Two days after the state asked a Newton County judge to force a temporary shutdown of the plant, U.S. Rep. Jody Hice has called on Becton, Dickinson and Co. to suspend operations in Covington.
Georgia Attorney General Chris Carr on Monday filed a request for a temporary restraining order that would stop BD from operating its medical device sterilization plant in Covington due to an alleged violation of the state Air Quality Act.
The company is accused of allowing 54.5 pounds of ethylene oxide into the atmosphere between Sept. 15-22. The state is claiming a lack of diligence and prolonged operator error by the New Jersey-based company.
Nadgey Louis-Charles, a spokesperson for Hice, said he’s urged the federal Environmental Protection Agency to release updated regulations for sterilization facilities like the Covington BD plant that use ethylene oxide, also known as EtO.
“These new regulations are long overdue, and Congressman Hice will continue to press the EPA to carry out its duty to regulate EtO through proper methods,” Louis-Charles said in an exclusive statement to The Walton Tribune and The Covington News.

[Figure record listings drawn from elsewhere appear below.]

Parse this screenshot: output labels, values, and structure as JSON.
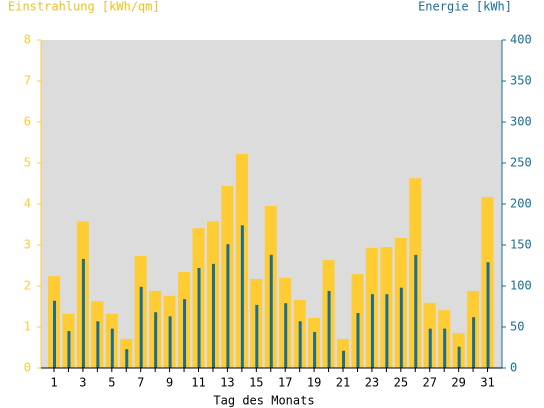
{
  "chart_data": {
    "type": "bar",
    "xlabel": "Tag des Monats",
    "categories": [
      "1",
      null,
      "3",
      null,
      "5",
      null,
      "7",
      null,
      "9",
      null,
      "11",
      null,
      "13",
      null,
      "15",
      null,
      "17",
      null,
      "19",
      null,
      "21",
      null,
      "23",
      null,
      "25",
      null,
      "27",
      null,
      "29",
      null,
      "31"
    ],
    "series": [
      {
        "name": "Einstrahlung [kWh/qm]",
        "color": "#ffcc33",
        "axis": "y",
        "values": [
          2.24,
          1.32,
          3.58,
          1.63,
          1.32,
          0.71,
          2.73,
          1.88,
          1.76,
          2.34,
          3.41,
          3.58,
          4.44,
          5.22,
          2.17,
          3.95,
          2.2,
          1.66,
          1.22,
          2.63,
          0.71,
          2.29,
          2.93,
          2.95,
          3.17,
          4.63,
          1.59,
          1.41,
          0.85,
          1.88,
          4.17
        ]
      },
      {
        "name": "Energie [kWh]",
        "color": "#1a6e94",
        "axis": "y2",
        "values": [
          82,
          45,
          133,
          57,
          48,
          23,
          99,
          68,
          63,
          84,
          122,
          127,
          151,
          174,
          77,
          138,
          79,
          57,
          44,
          94,
          21,
          67,
          90,
          90,
          98,
          138,
          48,
          48,
          26,
          62,
          129
        ]
      }
    ],
    "ylim": [
      0,
      8
    ],
    "yticks": [
      0,
      1,
      2,
      3,
      4,
      5,
      6,
      7,
      8
    ],
    "y2lim": [
      0,
      400
    ],
    "y2ticks": [
      0,
      50,
      100,
      150,
      200,
      250,
      300,
      350,
      400
    ],
    "grid": false
  }
}
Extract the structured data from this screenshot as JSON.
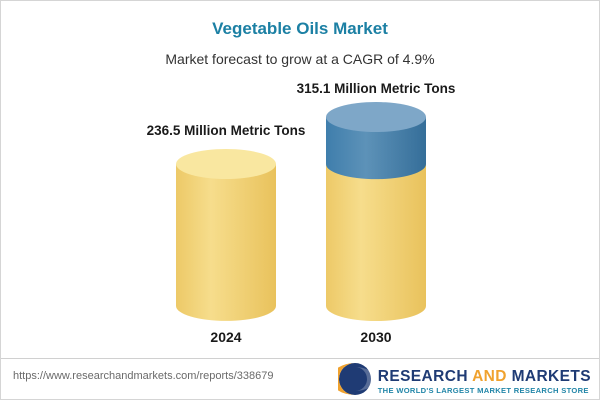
{
  "header": {
    "title": "Vegetable Oils Market",
    "subtitle": "Market forecast to grow at a CAGR of 4.9%"
  },
  "chart_data": {
    "type": "bar",
    "style": "cylinder",
    "categories": [
      "2024",
      "2030"
    ],
    "values": [
      236.5,
      315.1
    ],
    "unit": "Million Metric Tons",
    "bar_labels": [
      "236.5 Million Metric Tons",
      "315.1 Million Metric Tons"
    ],
    "title": "Vegetable Oils Market",
    "subtitle": "Market forecast to grow at a CAGR of 4.9%",
    "cagr_percent": 4.9,
    "legend_position": "none",
    "grid": false,
    "colors": {
      "base": "#F2CF6B",
      "base_top": "#F9E7A0",
      "growth": "#3E7DA9",
      "growth_top": "#7EA7C8"
    },
    "notes": "2030 bar top segment (growth over 2024) shown in blue"
  },
  "footer": {
    "url": "https://www.researchandmarkets.com/reports/338679",
    "logo": {
      "research": "RESEARCH",
      "and": "AND",
      "markets": "MARKETS",
      "tagline": "THE WORLD'S LARGEST MARKET RESEARCH STORE"
    }
  }
}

“Unfortunately, the agency’s actions to fulfill this responsibility have been underwhelming to this point.”
Hice, who is in Washington, said the EtO leak was far larger than the company first reported.
Louis-Charles said the congressman’s request was “in the best interest of the community … while efforts are made to ensure the safety of the company’s employees and the public.”
She noted the complaint filed by Georgia Gov. Brian Kemp and the state Environmental Protection Division, a move the company said was unnecessary.
“Congressman Hice applauds Gov. Kemp’s work to protect Georgians, and he joins the governor in petitioning BD to operate in good faith by engaging in transparent and safe practices at its Covington plant for the good of the community and the state.”
Hice, a Republican from Greensboro, represents eastern Newton County.